While ruling on the non-compete fee, the NCLT noted that had it not been for the payment of the non-compete fees to Essel Mauritius, the promoters of Zee could have competed with the business of the merged entity which would then be to the detriment of the shareholders of the merged entity. Therefore, in the opinion of the NCLT, the payment of the non-compete fee actually protects the shareholders of Zee (who will be shareholders of the merged entity). Further, since the non-compete fees payable to Essel Mauritius could only be utilised by it to purchase securities of the merged entity, payment of the non-compete fees can only be seen as a move beneficial to the shareholders of Zee.
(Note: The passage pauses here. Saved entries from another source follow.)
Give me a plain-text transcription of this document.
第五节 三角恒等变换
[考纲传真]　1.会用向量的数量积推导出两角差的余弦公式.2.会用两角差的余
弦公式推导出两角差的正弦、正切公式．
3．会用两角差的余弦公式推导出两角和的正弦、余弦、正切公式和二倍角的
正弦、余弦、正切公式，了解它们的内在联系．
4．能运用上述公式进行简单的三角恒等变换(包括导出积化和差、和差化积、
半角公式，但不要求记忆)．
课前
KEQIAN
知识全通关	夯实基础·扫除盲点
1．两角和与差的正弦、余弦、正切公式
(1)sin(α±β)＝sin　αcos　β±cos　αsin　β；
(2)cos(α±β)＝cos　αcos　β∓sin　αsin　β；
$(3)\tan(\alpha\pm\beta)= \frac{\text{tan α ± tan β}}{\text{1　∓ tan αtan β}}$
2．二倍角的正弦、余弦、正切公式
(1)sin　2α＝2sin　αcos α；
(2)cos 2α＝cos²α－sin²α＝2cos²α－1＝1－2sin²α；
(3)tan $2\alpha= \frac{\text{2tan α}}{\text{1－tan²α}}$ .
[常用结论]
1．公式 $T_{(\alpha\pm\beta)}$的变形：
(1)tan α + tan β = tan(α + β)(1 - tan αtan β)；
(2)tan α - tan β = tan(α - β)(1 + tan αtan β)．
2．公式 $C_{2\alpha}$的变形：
The NCLT opined that if there was anyone who could have objected to the merger scheme, that would be the shareholders of Zee, if they were able to show that they are receiving lesser number of shares in the merged entity as a result of the payment of the non-compete fee.
The NCLT in its Order cited the well-recognized rules outlined in the landmark case of Miheer Mafatlal v. Mafatlal Industries Limited, in which it was held that the NCLT is only permitted to interfere with the commercial wisdom of the shareholders and creditors who have approved a scheme only if that scheme is, ‘unconscionable, illegal, unfair, or unjust to the class of shareholders or creditors for whom it is intended‘. The NCLT observed that the petitioners had failed to prove the legal requirement set out in the above landmark case and therefore the NCLT did not feel the need to intervene in respect of certain terms of the merger scheme, such as the non-compete clause, especially since the scheme had already received support from the requisite majority of shareholders and creditors.
The second principal contention that was raised before the NCLT was with respect to the appointment of Mr. Punit Goenka as Managing Director and CEO for 5 (five) years of the resulting entity. This objection as placed before the NCLT in light of an interim order of the Securities Exchange Board of India (“SEBI“) prohibiting Mr. Goenka from holding a position of a director in any publicly traded company. The NCLT observed that since the merger scheme had been approved by the boards of Zee and Sony much before the SEBI order, the NCLT left it to the boards of the Zee and Sony to review the nomination of Mr. Goenka as Managing Director and CEO of the resulting entity.
While the merger scheme has now been approved by NCLT, the merged entity is required make the requisite filings with the Registrar of Companies within 30 (thirty) days of NCLT approval. It will then also need to receive the approval of the Ministry of Information and Broadcasting.